Two days after our one year anniversary, I asked Nkem to come over to my place. It was in the evening and the coast was kind of clear of any possible distraction. The house was empty save my little sister who was sleeping in the room. After waiting for over a year, Nkem finally made up her mind to let me have her most priced asset. Her virginity. In the past she would only allow me touch and she me. She would stiffen up whenever I attempted to take our foreplay to the next level. “I’m not ready yet,” she would say when I ask what’s putting her off. We could smooch, cuddle and everything in between but that between. I could explore elsewhere except down there. It was sacred ground no one had ever trod. As a man with active libido I had to find some other way to let out steam especially on cold nights when the hormones get in control. My Blue Seal Vaseline always comes to the rescue. I would lie down on my bed, my lubricated palm firm on my erection, and imagine Nkem were on top of me piloting us to the moon and back.

So I waited, patiently, till she would be ready. Alas the day has come when we shall traverse the Promised Land flowing with milk and honey. The day I cease to be Moses who only could see The Promised Land without stepping foot on it.

I was more than prepared for the action that was about to go down. I bought a pack of Love Sensation which has about three condoms in the pack. Those would surely do. I checked the clock hanging on the wall in the sitting room. It was already past 4pm. Anytime soon my mom would be back from her outing. We had agreed on 2pm and I was very specific about timing. I was already furious. I dialed her number. She didn’t pick. I dial again. No response. Again and again. Still no response. I was livid. She knows how much I hated being stood up and yet it’s today of all days she has decided to get under my skin. At least she could of texted if there was any delay, no she wouldn’t. She’s just fond of getting on my nerves. And she sure has succeeded this time round. The last time I complained about things like this, she wouldn’t have it.

“You like picking on little things a lot and it’s getting annoying.”

“Little things you say?” I was flummoxed. “’To you they might be little things but to me these little things matters a lot.”

“Just accept it, you nag a lot.”

“How dare you say I nag a lot, how dare you?”

“The truth they say is bitter.”

“What truth are you talking about here, maybe you should take another look at the mirror.”

“What do you mean?”

“If I nag, then you’re the cause of it!”

“You like putting the blames on others, you never own up to your faults.

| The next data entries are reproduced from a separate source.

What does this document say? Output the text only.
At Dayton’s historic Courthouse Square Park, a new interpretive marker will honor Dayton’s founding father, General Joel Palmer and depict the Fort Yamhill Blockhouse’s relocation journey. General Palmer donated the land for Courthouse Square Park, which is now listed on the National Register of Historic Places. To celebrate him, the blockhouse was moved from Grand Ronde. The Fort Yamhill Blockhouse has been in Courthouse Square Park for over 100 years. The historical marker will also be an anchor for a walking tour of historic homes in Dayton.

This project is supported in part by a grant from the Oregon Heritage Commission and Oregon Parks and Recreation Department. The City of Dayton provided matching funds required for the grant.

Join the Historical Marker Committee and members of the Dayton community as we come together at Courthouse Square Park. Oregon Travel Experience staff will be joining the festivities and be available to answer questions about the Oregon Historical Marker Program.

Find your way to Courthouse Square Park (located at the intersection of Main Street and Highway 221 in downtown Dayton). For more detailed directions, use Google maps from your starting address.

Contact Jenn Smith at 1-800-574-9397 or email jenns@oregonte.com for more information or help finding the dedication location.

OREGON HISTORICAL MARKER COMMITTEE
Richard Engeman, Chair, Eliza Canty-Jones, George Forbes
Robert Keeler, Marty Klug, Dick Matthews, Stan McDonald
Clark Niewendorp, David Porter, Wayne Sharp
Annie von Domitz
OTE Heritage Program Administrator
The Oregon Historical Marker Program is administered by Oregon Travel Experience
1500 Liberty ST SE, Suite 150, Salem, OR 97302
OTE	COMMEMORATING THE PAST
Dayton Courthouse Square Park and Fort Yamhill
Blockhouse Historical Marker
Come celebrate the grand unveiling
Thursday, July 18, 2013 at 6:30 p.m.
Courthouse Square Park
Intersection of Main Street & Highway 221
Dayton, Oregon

Right now I don’t even feel like arguing with you. Goodnight.”

That said she walked out on me. I was taken aback. That she would walk out on me in the middle of an unfinished conversation. Or quarrel.

“Nkem come back here!” I barked.

She was headstrong. She didn’t come back.

When I got home that night I sent a caustic breakup text. In the text I remembered calling her ‘beautiful for nothing’. I was very sure that would get to her even if the breakup didn’t. Even after sending her the text she neither called nor texted back. That fuelled my anger the more. It means she wasn’t affected at all or probably she was only pretending not to be. Well maybe she’s good at pretending but not me. I was affected the most from the breakup I had instigated. Few days down I couldn’t hang on anymore. I went back to her, cap in hand. And she was there just as I had left her. Waiting for me to come to my senses and back to her.

Maybe it’s because she knows I couldn’t literally do without her that’s why she takes me for granted every now and then. Well I’m going to prove her wrong this time round. I’ll show her no one is indispensable, including her.